Reinforcement Learning 101 – A two minute read
Introduction
Reinforcement Learning (RL) is a sub-field of artificial intelligence (AI) in which an agent takes actions based on the numeric reward it obtains from its enviroment. As an example, let us assume that an agent is learning to play chess. For the agent to be able to learn how to play, each time it makes a move, it requires some feedback on whether the move is bad one or a good one.
An example of a good move could be when the agent is able to remove one of the pieces of its opponents without losing any of its pieces. At the highest level, this kind of feedback is called reinforcement and hence the name reinforcement learning (because the agent learns based on such reinforcements).
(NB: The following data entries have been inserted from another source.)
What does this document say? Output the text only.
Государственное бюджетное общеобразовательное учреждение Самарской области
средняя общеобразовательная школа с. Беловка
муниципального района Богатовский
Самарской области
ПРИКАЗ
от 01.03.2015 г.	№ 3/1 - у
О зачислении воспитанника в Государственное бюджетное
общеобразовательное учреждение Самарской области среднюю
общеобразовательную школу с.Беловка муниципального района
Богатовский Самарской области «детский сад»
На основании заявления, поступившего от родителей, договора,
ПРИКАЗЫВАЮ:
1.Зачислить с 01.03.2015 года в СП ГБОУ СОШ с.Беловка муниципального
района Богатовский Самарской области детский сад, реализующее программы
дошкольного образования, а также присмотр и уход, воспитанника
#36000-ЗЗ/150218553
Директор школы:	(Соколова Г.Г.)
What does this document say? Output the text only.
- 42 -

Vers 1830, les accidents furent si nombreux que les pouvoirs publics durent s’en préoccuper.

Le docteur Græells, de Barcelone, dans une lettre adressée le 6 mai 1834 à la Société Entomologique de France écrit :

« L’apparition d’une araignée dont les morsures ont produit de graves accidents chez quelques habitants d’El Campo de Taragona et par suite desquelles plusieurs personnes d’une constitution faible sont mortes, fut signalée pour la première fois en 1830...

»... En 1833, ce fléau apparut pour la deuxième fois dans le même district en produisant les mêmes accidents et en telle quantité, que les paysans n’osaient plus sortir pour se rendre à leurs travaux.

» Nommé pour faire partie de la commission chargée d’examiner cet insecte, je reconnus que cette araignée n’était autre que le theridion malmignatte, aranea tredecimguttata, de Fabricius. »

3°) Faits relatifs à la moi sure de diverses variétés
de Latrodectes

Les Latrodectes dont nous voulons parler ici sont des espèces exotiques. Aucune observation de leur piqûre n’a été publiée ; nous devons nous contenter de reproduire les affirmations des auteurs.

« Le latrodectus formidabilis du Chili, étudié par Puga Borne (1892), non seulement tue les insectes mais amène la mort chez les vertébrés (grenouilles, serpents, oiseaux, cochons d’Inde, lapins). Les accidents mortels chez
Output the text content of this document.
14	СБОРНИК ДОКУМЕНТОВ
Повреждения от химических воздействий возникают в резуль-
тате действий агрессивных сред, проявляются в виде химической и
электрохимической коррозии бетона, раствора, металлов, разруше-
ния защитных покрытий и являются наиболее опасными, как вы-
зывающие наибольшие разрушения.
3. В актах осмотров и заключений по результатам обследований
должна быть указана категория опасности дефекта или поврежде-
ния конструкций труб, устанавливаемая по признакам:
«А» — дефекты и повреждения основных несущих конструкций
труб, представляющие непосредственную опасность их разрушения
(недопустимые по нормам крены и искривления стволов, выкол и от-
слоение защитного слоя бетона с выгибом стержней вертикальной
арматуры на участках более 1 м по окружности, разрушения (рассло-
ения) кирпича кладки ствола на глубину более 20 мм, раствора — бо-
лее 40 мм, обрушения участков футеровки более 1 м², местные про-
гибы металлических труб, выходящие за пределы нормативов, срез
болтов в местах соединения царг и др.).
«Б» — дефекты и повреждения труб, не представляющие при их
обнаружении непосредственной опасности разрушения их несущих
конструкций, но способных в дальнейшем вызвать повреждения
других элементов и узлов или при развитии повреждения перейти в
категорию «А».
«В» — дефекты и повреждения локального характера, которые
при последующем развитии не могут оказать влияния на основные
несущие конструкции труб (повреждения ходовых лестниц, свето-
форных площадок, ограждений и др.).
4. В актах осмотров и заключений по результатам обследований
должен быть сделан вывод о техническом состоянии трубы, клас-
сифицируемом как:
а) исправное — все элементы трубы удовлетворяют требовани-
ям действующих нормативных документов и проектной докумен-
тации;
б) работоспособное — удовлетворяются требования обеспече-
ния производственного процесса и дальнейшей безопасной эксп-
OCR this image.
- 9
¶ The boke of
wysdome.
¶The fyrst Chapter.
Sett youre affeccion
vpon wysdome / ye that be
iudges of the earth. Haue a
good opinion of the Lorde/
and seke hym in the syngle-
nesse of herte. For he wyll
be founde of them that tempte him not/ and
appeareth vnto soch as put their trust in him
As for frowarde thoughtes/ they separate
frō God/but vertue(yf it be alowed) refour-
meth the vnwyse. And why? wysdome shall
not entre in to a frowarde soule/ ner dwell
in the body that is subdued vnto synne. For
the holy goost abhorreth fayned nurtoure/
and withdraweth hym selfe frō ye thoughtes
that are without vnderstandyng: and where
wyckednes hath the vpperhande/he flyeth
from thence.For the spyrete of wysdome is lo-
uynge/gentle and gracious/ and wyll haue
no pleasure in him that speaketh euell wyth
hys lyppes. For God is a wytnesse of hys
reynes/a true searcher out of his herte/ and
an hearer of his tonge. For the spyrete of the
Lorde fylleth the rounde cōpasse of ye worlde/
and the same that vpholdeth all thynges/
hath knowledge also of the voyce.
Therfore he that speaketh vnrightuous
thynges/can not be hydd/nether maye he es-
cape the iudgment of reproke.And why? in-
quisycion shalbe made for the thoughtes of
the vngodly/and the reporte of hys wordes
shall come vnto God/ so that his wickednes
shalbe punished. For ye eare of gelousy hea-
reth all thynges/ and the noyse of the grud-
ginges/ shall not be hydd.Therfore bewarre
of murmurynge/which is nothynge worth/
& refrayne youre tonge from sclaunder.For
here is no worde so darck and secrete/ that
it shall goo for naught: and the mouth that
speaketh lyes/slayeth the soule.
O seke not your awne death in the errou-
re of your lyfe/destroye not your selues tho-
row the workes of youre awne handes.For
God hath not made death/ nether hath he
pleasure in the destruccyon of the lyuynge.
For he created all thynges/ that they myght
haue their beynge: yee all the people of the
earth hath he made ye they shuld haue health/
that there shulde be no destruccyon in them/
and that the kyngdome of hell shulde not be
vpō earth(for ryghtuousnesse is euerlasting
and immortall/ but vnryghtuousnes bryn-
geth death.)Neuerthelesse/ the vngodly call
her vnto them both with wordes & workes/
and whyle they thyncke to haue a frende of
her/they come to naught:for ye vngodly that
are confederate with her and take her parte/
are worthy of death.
In reinforcement learning, the agent has a state space that it explores, there are a set of actions that the agent can take in any particular state, and there is a reward associated with the next state the agent lands into. The goal of reinforcement learning is to design the optimal or near-optimal policy based on the rewards received. Figure 1 provides an overview of reinforcement learning.
Types of Reinforcement Learning
At the highest level, there are two types of reinforcement learning – 1) passive learning and 2) active learning.
In passive learning, the policy taken in each state is fixed and the goal of the agent is to determine the utilities of being in the different states.
Active learning is the more challenging approach where the agent must learn what to do. As the agent is learning the best policy to adopt, it must explore the environment in which it is in.